Thursday, October 1, 2009

Product placement finds its way to BBC News

By Calvin Palmer

Product placement in movies is a big deal and an effective form of subtle advertising.

It always seems strange how everyone’s TV set in a movie just happens to be a Sony and their laptop an Apple.

And what is good for movies now appears to have extended to TV news interviews.

BBC America’s World News tonight featured an interview with photographer David Burnett who has produced a book, 44 Days, documenting the revolution in Iran in 1979.

Burnett was interviewed in his office/studio. Being a keen photographer I was interested as to what camera he uses. In the background a camera mounted on a tripod had one of Canon’s signatory white telephoto lenses attached.

Another one of his cameras lay on a table next to Burnett. Its lens was at a 60 degree angle to the camera that was filming him. Looking closely and with some difficulty, it was possible to make out that it too was a Canon.
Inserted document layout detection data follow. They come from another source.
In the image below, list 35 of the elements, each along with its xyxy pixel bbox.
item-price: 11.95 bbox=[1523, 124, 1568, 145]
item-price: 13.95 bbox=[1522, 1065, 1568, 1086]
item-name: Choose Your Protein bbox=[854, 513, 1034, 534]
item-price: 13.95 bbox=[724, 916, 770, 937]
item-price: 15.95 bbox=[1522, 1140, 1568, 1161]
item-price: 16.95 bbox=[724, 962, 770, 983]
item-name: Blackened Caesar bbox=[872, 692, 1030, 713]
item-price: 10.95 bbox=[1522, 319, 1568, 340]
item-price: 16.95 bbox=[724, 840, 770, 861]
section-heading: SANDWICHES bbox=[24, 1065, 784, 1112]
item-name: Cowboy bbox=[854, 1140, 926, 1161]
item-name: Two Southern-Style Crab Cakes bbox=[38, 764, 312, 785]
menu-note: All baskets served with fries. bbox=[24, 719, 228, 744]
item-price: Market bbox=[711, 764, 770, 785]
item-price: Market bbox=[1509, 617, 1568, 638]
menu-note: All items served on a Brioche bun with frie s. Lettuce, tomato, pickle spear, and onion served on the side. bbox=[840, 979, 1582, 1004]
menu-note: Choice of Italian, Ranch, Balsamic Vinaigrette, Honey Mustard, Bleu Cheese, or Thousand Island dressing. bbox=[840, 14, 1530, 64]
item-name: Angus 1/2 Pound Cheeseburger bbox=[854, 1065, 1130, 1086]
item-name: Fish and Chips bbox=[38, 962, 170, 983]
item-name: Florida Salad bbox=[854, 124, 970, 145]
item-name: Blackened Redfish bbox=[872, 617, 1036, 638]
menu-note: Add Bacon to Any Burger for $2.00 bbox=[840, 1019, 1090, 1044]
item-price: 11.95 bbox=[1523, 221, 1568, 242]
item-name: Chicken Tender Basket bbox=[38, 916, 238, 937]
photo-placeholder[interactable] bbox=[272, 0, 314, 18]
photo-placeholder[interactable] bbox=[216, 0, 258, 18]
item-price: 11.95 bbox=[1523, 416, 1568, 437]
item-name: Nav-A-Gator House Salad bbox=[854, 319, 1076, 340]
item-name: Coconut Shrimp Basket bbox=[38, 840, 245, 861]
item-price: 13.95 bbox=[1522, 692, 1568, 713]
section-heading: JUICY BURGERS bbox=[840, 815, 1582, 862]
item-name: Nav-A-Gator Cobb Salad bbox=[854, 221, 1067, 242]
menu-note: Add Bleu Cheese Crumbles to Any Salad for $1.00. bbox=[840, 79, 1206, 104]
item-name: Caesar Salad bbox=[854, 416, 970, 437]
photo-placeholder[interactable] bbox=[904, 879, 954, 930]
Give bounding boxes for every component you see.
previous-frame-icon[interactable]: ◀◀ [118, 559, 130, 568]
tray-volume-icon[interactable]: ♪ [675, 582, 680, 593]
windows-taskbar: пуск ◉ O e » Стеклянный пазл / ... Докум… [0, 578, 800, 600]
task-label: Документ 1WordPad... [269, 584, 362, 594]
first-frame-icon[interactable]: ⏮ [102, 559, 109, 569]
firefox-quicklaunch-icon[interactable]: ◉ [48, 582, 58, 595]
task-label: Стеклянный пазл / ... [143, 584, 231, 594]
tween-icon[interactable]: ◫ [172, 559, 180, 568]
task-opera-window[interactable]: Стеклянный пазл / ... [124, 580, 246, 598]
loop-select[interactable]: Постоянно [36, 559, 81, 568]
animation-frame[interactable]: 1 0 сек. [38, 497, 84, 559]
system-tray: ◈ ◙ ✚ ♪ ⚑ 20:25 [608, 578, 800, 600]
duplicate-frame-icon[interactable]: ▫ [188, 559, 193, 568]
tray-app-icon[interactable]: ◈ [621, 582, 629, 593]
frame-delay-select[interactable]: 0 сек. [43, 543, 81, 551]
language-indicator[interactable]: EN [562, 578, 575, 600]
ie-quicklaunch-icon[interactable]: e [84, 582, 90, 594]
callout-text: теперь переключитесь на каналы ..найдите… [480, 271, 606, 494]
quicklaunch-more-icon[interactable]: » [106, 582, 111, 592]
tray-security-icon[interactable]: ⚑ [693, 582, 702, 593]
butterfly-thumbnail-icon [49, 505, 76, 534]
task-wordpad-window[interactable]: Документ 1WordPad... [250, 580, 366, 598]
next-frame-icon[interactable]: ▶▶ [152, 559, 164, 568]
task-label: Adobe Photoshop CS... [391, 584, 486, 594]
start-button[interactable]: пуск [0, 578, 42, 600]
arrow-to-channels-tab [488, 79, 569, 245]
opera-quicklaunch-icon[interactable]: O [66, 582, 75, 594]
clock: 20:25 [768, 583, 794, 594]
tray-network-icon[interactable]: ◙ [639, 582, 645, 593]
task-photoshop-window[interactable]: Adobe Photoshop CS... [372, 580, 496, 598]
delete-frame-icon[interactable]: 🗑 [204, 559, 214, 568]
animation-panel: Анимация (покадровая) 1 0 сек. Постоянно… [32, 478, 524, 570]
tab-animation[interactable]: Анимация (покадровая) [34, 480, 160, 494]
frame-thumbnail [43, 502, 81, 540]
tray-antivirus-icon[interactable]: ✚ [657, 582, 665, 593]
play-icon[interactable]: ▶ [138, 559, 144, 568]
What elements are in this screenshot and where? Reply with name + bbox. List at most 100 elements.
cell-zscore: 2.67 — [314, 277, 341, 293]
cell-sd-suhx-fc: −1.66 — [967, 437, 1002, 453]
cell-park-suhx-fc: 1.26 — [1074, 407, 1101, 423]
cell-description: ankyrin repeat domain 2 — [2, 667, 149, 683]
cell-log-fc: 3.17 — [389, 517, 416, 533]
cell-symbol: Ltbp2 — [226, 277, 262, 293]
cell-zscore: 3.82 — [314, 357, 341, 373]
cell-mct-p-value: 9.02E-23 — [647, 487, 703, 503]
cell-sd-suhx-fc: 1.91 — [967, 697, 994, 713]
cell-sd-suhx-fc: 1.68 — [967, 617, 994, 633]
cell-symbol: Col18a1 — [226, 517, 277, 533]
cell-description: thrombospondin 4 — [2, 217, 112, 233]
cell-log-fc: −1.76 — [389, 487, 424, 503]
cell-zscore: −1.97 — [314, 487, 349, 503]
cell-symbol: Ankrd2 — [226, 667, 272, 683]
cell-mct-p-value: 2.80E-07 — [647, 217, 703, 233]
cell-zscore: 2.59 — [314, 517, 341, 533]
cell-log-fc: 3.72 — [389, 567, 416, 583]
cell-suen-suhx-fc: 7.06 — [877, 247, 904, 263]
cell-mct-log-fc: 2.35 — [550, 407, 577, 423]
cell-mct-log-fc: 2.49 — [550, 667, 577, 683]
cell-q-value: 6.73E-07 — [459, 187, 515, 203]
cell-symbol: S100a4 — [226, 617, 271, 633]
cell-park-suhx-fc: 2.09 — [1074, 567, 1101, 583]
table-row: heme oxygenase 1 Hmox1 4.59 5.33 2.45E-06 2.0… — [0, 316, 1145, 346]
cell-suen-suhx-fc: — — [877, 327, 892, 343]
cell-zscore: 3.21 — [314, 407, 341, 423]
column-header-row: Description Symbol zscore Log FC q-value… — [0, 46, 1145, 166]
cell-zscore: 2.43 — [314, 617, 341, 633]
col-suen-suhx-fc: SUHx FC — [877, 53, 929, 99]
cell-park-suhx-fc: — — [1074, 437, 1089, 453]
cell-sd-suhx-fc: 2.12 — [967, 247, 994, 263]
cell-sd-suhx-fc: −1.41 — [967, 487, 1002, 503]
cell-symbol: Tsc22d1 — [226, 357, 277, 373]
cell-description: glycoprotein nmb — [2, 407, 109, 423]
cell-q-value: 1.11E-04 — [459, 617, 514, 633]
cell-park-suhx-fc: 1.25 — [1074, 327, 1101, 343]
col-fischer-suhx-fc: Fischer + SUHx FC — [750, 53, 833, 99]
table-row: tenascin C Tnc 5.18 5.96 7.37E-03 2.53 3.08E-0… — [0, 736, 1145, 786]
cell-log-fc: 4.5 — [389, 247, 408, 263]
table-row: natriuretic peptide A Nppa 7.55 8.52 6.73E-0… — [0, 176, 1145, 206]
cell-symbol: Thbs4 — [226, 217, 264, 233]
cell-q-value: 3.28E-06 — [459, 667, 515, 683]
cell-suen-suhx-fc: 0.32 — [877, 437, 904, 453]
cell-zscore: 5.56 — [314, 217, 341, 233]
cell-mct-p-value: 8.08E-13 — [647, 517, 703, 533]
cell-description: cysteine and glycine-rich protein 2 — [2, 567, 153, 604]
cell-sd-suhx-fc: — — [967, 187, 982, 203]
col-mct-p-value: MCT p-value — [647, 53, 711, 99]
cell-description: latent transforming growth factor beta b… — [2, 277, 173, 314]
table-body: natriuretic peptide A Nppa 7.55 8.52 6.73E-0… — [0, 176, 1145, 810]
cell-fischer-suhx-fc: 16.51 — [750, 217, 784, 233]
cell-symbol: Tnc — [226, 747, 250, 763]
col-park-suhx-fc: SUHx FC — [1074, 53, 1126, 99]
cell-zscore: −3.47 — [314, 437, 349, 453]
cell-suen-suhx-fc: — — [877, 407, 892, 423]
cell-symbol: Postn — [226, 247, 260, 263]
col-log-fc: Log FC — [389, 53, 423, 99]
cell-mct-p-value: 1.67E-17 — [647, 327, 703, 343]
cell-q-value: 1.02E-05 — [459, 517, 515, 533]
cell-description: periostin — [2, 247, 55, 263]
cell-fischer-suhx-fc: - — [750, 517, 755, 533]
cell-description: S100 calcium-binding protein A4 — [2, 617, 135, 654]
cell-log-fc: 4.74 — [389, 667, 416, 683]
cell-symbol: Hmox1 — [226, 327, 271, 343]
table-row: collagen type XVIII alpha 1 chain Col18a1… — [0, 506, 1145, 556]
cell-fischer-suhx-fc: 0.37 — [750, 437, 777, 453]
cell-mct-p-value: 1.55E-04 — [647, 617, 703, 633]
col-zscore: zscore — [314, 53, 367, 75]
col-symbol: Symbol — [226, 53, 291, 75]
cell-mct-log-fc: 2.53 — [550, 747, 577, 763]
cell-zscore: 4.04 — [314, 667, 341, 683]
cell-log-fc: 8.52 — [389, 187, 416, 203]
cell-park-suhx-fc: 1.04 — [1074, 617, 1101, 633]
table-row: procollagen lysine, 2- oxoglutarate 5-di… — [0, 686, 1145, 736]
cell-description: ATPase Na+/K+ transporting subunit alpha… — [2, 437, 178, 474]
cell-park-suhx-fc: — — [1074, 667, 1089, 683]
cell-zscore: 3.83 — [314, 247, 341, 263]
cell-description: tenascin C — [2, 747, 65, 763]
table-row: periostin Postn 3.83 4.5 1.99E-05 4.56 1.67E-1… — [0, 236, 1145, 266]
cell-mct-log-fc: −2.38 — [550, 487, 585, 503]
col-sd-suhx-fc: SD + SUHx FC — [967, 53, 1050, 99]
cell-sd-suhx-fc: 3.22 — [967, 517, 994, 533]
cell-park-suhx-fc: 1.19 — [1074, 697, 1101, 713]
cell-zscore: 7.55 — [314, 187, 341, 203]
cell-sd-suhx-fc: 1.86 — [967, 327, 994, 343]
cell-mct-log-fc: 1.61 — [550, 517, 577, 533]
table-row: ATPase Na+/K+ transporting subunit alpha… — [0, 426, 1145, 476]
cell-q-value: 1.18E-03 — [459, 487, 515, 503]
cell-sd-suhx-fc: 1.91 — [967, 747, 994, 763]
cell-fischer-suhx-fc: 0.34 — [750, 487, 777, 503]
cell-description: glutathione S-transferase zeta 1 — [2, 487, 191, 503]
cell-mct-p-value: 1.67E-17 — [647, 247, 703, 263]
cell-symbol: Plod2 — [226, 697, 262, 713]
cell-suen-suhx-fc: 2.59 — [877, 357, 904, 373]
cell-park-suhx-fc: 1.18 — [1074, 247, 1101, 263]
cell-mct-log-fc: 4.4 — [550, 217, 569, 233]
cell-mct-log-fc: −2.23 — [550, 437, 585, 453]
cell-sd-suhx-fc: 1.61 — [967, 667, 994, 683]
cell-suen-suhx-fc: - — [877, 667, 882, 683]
The interview showed some of the poignant images Burnett had captured in 1979 in Tehran, with him providing the narration. It then cut back to him. At some point, someone had moved his camera so that it was now pointing directly at the one filming the interview. The Canon name was much easier to read.

I was left wondering who had instigated this change in the camera’s position.

The interview did dispel one myth that regularly floats around Leica Talk, a forum on the Digital Photography Review Web site. The Leica is not the camera of choice of most photojournalists or press photographers. Of course, notable exceptions do exist – Thorsten Overgaard springs to mind with his Leica Digilux 2. But in the main, photographers pitched into frontline news situations, and faced by daily deadlines, will carry either Canon or Nikon cameras because of their rugged build and telephoto lens capabilities.

Hard news demands a tough camera and Leica’s M8/M8.2/M9 cameras do not have the same kind of durability that Canon and Nikon cameras possess  to withstand the rigorous demands of capturing news as it happens.